Today, a great many of the buildings documented by Shulman have disappeared or been crudely converted, but the thirst for his pioneering images is stronger than ever before.

(October 10, 1910July 15, 2009)


In 1987, the Shulman House was designated a Cultural Heritage Monument by the City of Los Angeles.

In 2000 Julius Shulman gave up retirement to begin working with his current business partner Juergen Nogai.

The Getty Research Institute held a 2005–2006 exhibition of Shulman's prints entitled "Julius Shulman, Modernity and the Metropolis"[2]. The exhibition included sections entitled "Framing the California Lifestyle," "Promoting the Power of Modern Architecture," "The Tools of an Innovator," and "The Development of a Metropolis"[2]. The exhibition traveled to the National Building Museum[3] and to the Art Institute of Chicago[4].

Julius Shulman and Juergen Nogai have had exhibitions at the Design and Architecture Museum in Frankfurt, Germany in Fall of 2005, as well as an exhibition at the Barnsdall Municipal Gallery in Los Angeles 2006, Craig Krull Gallery Bergamont station, Los Angeles, October 2007, and another up-coming show in Spring 2009. An exhibition of their work is also scheduled in Mannheim, Germany in 2010.

On December 16, 2007 Shulman attended a showing of his architectural photography at the Los Angeles Public Library[5]. The exhibit, organized by the Getty Research Institute, included one hundred fifty photographs documenting architectural changes in Los Angeles for the last eighty years. This progression includes the re-development of Bunker Hill, the growth of Century City, the avant-garde architectural designs in Los Angeles, such as Watts Towers, Grauman's Chinese Theatre, and the Getty Villa, as well as the growth of Wilshire Boulevard. The exhibition features the industrial engines at the Port of Los Angeles and the Los Angeles International Airport that helped fuel the growth of Los Angeles Also, featured diverse residential fabric from Echo Park to South Los Angeles. The exhibit spot-lighted Shulman's unique role in capturing and promoting innovative, sleek Case Study Houses, as well as the contrasting tract housing developments with repeated floor plans.

In February, 2008, the Palm Springs Art Museum presented "Julius Shulman: Palm Springs," guest curated by Michael Stern. Containing over 200 objects, this is the largest Julius Shulman exhibition that has ever been presented to date. In addition to the Shulman photographs, renderings, illustrations and models of many of the buildings that Shulman photographed were presented to compliment Shulman's extensive documentation of a place that was so inspirational to him. Rizzoli published the accompanying catalog, "Julius Shulman: Palm Springs." Additionally, a documentary DVD was produced in conjunction with the exhibition "Julius Shulman: Desert Modern."

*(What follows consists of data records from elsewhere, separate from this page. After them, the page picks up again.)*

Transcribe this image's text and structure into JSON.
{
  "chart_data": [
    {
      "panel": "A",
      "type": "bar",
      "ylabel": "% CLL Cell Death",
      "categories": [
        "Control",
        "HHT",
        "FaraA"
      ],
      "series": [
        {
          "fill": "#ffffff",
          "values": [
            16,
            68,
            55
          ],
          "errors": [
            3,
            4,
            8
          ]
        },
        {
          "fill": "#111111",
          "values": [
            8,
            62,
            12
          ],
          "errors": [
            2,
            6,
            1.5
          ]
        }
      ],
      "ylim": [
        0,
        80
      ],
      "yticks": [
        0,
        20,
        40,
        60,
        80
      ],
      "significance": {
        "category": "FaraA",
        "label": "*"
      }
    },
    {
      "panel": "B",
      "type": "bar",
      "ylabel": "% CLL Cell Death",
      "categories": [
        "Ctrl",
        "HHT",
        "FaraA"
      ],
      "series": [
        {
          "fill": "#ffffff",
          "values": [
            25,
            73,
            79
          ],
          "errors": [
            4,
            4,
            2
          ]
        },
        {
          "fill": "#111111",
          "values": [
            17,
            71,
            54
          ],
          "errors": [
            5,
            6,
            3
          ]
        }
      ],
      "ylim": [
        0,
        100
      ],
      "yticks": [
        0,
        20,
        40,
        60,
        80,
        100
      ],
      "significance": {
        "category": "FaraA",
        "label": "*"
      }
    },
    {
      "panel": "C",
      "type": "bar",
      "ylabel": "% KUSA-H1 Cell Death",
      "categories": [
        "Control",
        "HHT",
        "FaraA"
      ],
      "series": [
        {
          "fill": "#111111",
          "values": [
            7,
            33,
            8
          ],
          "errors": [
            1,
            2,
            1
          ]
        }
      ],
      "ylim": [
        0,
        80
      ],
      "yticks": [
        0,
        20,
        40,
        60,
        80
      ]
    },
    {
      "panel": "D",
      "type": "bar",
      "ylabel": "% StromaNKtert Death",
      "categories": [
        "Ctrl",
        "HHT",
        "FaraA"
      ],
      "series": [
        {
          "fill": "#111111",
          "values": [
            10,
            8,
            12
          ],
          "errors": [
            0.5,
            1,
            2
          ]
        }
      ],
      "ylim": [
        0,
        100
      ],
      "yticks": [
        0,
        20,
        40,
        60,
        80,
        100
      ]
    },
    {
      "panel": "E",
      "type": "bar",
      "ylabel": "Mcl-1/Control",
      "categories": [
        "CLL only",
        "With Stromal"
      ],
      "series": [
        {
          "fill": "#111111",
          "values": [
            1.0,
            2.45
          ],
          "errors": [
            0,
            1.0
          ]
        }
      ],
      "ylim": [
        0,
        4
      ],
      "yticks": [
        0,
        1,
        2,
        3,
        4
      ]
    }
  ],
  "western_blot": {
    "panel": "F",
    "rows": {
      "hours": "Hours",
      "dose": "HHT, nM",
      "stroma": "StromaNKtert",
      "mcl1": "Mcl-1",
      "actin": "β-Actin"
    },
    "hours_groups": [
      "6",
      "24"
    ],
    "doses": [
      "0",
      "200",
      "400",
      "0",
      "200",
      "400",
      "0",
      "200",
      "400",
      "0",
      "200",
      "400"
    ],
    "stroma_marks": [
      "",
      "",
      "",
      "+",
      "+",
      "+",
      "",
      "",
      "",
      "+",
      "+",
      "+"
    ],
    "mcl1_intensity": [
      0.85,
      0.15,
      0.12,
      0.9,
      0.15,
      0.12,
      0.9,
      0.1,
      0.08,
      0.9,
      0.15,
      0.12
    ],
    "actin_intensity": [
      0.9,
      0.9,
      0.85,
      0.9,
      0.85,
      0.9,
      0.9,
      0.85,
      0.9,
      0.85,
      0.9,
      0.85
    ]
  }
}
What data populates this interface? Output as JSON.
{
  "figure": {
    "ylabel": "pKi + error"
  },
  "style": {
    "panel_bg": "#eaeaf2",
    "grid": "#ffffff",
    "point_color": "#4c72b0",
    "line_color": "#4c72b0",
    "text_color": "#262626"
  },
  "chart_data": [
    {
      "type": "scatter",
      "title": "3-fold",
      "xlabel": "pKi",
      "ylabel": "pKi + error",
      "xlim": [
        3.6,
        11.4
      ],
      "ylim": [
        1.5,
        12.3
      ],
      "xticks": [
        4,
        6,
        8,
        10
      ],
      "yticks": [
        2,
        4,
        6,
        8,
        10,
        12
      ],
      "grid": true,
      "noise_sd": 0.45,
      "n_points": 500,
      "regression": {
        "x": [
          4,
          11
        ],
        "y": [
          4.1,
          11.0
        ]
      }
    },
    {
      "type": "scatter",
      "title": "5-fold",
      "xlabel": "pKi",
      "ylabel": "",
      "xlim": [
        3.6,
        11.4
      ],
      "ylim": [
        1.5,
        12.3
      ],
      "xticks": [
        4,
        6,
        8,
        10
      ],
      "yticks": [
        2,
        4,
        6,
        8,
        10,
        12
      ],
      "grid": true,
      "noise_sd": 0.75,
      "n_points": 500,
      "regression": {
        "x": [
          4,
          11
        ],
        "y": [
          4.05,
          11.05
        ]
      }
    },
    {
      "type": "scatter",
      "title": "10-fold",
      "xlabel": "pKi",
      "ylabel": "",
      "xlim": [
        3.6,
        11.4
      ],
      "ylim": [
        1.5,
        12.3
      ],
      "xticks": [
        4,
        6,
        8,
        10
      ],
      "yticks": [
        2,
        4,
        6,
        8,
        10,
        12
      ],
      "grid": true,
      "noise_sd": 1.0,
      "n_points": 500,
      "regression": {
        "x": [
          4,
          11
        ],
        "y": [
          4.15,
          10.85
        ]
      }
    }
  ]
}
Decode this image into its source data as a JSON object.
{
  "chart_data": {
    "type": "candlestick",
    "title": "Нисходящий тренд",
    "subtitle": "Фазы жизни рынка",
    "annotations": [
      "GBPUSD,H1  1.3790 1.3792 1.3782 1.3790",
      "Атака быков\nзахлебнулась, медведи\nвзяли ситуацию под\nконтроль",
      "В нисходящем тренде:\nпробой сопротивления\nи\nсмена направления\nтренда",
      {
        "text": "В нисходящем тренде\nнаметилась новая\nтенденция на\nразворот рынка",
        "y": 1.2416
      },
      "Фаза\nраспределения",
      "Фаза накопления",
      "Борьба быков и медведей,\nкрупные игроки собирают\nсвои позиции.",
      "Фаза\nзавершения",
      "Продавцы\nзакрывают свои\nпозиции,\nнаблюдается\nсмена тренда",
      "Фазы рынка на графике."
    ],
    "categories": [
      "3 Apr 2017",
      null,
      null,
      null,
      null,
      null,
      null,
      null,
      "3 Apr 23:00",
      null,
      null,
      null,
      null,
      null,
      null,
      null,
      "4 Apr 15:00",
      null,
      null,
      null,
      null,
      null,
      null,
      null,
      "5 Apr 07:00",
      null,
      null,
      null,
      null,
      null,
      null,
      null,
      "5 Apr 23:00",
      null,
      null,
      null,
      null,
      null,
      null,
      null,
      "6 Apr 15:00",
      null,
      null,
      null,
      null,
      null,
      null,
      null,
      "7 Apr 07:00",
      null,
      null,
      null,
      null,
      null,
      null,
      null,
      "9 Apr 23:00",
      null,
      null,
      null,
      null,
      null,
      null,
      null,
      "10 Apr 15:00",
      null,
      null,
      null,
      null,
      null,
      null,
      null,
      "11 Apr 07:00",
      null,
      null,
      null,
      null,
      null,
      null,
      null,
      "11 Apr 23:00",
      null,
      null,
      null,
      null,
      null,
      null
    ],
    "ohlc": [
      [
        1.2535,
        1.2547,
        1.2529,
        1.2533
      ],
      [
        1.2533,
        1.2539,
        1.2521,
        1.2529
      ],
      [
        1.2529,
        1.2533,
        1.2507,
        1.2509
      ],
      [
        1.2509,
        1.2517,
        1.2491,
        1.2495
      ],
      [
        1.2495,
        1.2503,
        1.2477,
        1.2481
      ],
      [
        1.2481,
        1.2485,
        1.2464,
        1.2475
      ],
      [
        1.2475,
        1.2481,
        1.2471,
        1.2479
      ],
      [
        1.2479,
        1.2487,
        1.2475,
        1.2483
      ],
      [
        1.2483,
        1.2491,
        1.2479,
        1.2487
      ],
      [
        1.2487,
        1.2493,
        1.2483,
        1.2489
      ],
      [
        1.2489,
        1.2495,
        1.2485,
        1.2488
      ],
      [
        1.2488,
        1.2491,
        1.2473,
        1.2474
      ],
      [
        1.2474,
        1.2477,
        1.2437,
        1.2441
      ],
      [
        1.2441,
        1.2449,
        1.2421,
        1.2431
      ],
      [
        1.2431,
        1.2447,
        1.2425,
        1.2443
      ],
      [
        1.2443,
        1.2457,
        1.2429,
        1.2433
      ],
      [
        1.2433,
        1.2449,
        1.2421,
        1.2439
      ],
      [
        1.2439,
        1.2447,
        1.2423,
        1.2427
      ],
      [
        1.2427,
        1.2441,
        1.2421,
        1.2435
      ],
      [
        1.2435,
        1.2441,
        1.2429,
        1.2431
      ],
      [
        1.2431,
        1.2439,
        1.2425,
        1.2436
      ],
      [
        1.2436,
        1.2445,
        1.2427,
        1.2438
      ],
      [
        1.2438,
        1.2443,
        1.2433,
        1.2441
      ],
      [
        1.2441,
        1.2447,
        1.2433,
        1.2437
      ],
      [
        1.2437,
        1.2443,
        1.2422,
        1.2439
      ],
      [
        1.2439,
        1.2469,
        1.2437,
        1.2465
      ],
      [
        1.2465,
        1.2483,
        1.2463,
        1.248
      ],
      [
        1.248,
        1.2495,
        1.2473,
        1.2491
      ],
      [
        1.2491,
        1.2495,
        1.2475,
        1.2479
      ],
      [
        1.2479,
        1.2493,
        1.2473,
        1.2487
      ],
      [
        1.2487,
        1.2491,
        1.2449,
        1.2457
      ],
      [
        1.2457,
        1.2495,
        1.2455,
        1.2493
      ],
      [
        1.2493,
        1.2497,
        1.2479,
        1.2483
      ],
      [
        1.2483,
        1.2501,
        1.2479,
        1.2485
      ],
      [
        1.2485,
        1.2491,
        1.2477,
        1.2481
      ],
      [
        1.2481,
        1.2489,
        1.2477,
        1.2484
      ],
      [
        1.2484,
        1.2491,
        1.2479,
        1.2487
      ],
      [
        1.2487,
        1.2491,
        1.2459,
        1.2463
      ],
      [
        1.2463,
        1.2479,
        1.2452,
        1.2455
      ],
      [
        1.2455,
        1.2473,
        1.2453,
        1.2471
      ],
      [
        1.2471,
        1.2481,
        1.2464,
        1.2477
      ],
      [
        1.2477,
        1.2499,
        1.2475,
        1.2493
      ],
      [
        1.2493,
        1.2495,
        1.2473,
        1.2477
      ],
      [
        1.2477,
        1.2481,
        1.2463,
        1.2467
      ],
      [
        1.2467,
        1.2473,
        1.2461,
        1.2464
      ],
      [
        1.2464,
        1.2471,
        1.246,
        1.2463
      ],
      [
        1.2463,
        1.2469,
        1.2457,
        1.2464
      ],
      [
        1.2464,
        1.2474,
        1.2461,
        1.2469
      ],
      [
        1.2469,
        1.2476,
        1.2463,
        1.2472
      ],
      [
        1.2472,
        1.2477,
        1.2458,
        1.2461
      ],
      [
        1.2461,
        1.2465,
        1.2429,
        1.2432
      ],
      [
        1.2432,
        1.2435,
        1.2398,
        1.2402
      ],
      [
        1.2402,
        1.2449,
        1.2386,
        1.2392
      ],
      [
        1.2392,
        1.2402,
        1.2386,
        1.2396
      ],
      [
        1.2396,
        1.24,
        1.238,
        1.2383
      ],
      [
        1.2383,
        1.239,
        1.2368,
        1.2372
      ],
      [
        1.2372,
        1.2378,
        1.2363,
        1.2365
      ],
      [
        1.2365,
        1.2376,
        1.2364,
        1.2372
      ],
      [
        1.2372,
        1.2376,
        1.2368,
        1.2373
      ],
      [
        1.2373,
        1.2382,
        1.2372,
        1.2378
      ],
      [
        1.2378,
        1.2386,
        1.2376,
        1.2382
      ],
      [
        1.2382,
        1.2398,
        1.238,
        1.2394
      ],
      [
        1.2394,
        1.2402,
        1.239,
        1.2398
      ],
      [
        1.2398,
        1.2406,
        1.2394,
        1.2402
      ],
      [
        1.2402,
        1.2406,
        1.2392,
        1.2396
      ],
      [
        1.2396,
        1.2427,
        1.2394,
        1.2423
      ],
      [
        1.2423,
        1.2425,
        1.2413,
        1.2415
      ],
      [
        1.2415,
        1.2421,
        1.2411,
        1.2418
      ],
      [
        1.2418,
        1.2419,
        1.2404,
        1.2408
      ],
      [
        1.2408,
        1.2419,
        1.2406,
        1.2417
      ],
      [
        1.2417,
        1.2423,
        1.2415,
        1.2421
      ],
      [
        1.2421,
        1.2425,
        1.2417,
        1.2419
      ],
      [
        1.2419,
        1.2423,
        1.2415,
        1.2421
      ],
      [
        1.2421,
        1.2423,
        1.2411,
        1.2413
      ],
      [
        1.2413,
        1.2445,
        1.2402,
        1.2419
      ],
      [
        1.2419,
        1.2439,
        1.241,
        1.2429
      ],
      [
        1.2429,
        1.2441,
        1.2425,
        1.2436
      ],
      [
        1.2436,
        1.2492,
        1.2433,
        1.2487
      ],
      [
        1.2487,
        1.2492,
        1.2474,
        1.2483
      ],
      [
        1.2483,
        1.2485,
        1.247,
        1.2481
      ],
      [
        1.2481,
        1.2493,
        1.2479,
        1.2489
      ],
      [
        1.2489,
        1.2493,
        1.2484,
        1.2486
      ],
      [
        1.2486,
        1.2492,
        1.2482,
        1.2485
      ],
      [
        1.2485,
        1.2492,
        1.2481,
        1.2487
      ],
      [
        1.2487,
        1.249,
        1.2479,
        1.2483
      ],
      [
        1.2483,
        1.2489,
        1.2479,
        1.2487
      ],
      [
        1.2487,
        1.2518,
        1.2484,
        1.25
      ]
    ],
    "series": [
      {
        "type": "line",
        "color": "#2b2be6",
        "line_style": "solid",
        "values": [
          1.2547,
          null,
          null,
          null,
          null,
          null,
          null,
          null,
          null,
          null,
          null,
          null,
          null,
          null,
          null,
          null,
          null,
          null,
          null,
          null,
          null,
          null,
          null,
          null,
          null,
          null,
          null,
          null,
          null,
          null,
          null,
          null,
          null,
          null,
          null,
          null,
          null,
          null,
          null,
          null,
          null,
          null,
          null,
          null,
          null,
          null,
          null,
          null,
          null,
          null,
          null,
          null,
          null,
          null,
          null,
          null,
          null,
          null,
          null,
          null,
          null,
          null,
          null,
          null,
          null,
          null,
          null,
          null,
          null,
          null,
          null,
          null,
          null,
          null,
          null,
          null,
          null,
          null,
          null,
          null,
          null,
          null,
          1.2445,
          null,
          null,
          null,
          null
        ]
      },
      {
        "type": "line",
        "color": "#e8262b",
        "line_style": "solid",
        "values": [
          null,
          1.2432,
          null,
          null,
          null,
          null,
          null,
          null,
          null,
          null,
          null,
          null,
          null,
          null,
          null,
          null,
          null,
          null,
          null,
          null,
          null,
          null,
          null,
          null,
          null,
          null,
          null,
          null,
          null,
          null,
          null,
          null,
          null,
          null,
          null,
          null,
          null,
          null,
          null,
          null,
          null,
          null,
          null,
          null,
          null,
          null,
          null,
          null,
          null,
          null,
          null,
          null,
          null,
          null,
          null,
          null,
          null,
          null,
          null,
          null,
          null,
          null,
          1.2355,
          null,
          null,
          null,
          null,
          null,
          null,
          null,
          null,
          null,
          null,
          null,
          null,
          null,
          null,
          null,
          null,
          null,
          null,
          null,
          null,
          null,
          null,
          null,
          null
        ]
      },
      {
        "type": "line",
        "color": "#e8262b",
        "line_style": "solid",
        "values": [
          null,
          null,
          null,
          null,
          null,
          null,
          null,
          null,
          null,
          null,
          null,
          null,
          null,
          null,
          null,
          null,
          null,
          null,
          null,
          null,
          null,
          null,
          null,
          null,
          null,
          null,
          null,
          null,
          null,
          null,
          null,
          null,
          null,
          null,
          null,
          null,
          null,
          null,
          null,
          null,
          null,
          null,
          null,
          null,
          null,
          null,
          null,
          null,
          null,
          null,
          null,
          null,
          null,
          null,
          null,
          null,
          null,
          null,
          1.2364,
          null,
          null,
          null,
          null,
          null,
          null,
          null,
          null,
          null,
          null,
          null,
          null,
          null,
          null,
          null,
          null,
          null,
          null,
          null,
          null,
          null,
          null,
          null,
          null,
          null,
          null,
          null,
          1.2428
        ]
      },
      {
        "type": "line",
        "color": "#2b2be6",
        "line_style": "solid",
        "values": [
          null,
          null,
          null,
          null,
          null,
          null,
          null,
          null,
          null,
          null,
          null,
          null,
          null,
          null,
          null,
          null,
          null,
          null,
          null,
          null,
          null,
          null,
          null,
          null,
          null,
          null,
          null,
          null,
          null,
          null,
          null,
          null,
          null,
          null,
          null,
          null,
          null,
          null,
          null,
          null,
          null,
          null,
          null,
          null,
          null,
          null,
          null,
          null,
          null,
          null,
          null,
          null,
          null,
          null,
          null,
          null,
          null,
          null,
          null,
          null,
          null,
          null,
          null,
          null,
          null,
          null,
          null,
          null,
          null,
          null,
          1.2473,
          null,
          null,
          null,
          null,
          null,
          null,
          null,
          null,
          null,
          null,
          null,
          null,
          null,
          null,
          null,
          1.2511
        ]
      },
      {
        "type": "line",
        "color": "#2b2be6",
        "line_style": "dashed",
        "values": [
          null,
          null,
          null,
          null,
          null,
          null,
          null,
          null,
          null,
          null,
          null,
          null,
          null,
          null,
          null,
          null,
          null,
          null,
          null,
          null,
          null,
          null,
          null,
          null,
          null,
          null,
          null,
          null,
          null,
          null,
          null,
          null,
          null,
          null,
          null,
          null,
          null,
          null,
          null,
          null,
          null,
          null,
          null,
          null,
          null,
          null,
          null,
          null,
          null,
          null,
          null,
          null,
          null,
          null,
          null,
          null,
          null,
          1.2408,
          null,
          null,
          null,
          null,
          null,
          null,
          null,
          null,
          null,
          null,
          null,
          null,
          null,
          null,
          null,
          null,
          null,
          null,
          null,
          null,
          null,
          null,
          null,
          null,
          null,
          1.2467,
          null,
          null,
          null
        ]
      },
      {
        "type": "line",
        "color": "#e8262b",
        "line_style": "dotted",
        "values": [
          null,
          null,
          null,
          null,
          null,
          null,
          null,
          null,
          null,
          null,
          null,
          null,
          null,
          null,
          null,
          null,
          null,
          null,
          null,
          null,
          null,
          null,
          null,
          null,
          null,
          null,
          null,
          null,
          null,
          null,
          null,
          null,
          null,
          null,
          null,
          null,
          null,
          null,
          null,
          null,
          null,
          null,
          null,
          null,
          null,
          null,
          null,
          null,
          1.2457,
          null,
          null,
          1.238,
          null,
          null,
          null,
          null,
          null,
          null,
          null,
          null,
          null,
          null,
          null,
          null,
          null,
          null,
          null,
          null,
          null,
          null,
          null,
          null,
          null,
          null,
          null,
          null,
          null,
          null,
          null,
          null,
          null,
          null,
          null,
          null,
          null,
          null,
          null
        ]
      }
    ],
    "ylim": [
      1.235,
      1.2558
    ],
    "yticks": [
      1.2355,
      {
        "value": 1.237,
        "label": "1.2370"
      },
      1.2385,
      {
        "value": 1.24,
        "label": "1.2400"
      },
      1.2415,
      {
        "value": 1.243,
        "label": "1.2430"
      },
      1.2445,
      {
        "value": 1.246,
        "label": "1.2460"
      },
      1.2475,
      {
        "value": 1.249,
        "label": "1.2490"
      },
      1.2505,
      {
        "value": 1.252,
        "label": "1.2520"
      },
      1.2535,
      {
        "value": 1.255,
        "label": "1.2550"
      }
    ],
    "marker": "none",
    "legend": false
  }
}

Selected Shulman works were included in the Annenberg Space for Photography's inaugural exhibit, L8S ANG3LES [6]. One of his last commissioned works was of the Space, which opened in March, 2009, with Shulman in attendance.



Shulman was the subject of a 2008 documentary film, "Visual Acoustics: The Modernism of Julius Shulman." The film, narrated by Dustin Hoffman and directed by Eric Bricker, explores both Shulman’s art and uniquely individualistic life offering a lyrical portrait of modernism’s most eloquent ambassador. It discusses how Shulman's images helped to shape the careers of influential 20th century architects, including Frank Lloyd Wright, Richard Neutra and John Lautner. The film won the 2009 Palm Springs International Film Festival Audience Award for Best Documentary Feature.

Shulman died at his home in Los Angeles, California on Wednesday, July 15, 2009, he was 98 years old.[7]